AOL made it kind of fun and user friendly by popping up clever icons and sounds during the logon and mail reading sequence. What AOL user could forget that “You’ve got mail!” announcement? That became so ubiquitous that Hollywood even cranked out a 1998 film using that catchphrase as a title. Hah! Let’s see if any of your smartypants, frustratingly iPhone-savvy kids have any knowledge of that ancient history.
Here’s a YouTube video that takes you down memory lane, at least if you are of a certain age:
AOL quickly got too big for its britches after dissing Mac users, failing to provide Macsters with updates for months while the Windows people got all the good stuff, so the Maven flipped them the bird and headed for Earthlink (ELNK), which at least made an effort to court Mac people.
At the same time, AOL got even more too big for its britches, buying up the massive old-media Time-Warner Empire and renaming itself AOL-Time-Warner.

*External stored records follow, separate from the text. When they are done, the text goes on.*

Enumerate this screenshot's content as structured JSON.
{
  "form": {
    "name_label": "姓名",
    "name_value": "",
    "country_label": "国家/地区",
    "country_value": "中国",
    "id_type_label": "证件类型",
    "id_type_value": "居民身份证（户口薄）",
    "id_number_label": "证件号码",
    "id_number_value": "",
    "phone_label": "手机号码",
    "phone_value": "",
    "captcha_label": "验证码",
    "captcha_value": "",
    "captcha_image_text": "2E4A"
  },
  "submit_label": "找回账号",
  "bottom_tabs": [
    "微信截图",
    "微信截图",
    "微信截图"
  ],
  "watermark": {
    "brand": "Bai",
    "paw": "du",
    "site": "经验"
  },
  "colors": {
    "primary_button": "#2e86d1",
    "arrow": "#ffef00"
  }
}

The company eventually shifted most of its operations to New York, of course.
Unfortunately for wunderkind founder Steve Case, the rules of hubris kicked in soon after the merger. AOL never quite made the leap to broadband, or at least didn’t make it in time, becoming a massive drag on the entity Case acquired and now controlled. The result was Case’s eventual departure from the corporate board room, as Time-Warner spun off its now rapidly declining AOL piece, eventually spinning off its own cable piece as well.
AOL flopped around for years, but eventually managed to re-establish itself as a site, although it’s never prospered like it did in the late 1990s. For that reason, it seems fitting and proper, in a “Back to the Future” way, that it’s being swallowed whole by what amounts to an old media company (via telephony).
The deal enables Verizon to continue its creep into the area of content—a key move, given that the TV piece of its quite-good FiOS fiber service (which the Maven currently uses) is experiencing the same packaging and unbundling issues with TV content that cable providers like Comcast are also being forced to deal with. We’ll all have to wait and see whether this is a good deal for both companies and/or if any other suitors show up with the same kind of synergies on their minds.
Not much more on our radar today. The bond vigilantes, like Dracula, seem to have risen from their collective graves lately, goosing yields by dropping the bottom out of bond prices.
This, in turn, is creeping out stocks, particularly utilities and high dividend-payers. It’s all based on reading the tea leaves and correctly guessing exactly when, more or less, the Fed will jack up those interest rates and it’s making a mess out of the stock market, whether you’re a fundamental investor or a technical analyst.